EECE5644 - Homework 2
Please submit your solutions to Blackboard in a single PDF file that includes all math and
numerical results in the main body. Make sure that you cite all resources you benefit from (books,
papers, software packages). Also include your code in one of the following ways: (Acceptable)
upload a ZIP file containing all code files, (Preferred) keep your code in an online version control
repository (such as GitHub) and provide a link to the relevant online repository. This is a graded
assignment and the entirety of your submission must contain only your own work. You may benefit
from literature including software (as allowed by specific restrictions in questions), as long as these
sources are properly acknowledged in your submission.
Question 1 (30%)
Problem 2.13 from the textbook (included in the next page).
Question 2 (35%)
Write a function that generates a specified number of independent and identically distributed
samples paired with the class labels that generated these samples. Specifically, the data distribution
is a mixture of Gaussians with specified prior probabilities for each Gaussian class conditional pdf,
as well as respective mean vectors and covariance matrices. Generate and visualize data in the form
of scatter plots, with a color/marker based identification of the class label for each sample for each
of the following cases (using Matlab syntax for 2×2 matrices):
1. Number of samples = 400; class means [0,0]
and [3,3]
; class covariance matrices both set
to I; equal class priors.
2. All parameters same as (1), but both covariance matrices changed to [3,1; 1,0.8].

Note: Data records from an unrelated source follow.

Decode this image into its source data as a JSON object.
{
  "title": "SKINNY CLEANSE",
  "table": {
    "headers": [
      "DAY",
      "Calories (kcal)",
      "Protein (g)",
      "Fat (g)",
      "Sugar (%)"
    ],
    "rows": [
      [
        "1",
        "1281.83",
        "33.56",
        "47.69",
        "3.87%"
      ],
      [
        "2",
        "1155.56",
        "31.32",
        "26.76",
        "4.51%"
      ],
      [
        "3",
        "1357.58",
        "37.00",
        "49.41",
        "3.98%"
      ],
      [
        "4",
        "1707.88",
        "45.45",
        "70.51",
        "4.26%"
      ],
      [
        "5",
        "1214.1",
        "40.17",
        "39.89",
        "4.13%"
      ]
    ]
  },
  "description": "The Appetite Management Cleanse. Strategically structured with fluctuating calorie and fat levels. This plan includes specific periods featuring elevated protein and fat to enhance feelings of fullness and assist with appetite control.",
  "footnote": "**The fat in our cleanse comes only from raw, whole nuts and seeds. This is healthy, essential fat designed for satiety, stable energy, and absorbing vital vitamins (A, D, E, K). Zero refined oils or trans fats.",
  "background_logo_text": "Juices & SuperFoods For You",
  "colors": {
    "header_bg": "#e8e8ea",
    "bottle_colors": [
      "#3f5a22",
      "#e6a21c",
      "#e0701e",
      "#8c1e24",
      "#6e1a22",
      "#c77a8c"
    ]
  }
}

3. Number of samples = 400; class means[0,0]
and [2,2]
; class covariance matrices[2,0.5; 0.5,1]
and [2,−1.9;−1.9,5]; equal class priors.
4. Same (1), but prior for class priors are 0.05 and 0.95.
5. Same (2), but prior for class priors are 0.05 and 0.95.
6. Same (3), but prior for class priors are 0.05 and 0.95.
Make sure your plots include axis labels, titles, and data legends. Describe how your sampling
procedure works, using zero-mean identity-covariance Gaussian sample generators.
Additionally, for each of these datasets, use the maximum-a-priori (MAP) classification rule
(using full knowledge of the respective data pdfs) and produce inferred class labels for each data
samples. In accompanying visualizations, demonstrate scatter plots of the data for each case along
with their inferred (decision) labels. For each case, count the number of errors and estimate the
probability of error based on these counts.
Question 3 (35%)
For the datasets you generated in Question 2, implement and apply the Fisher Linear Discriminant Analysis classifier with the decision threshold for the linear discriminant score set to minimize
the smallest probability error you can achieve on the specific data sets generated for each case. Visualize the one-dimensional Fisher LDA discriminant scores and decision labels for each sample
in separate plots for each case. Note: We will soon discuss the principle of cross-validation that
dictates parameter selection and performance assessment must use independent datasets.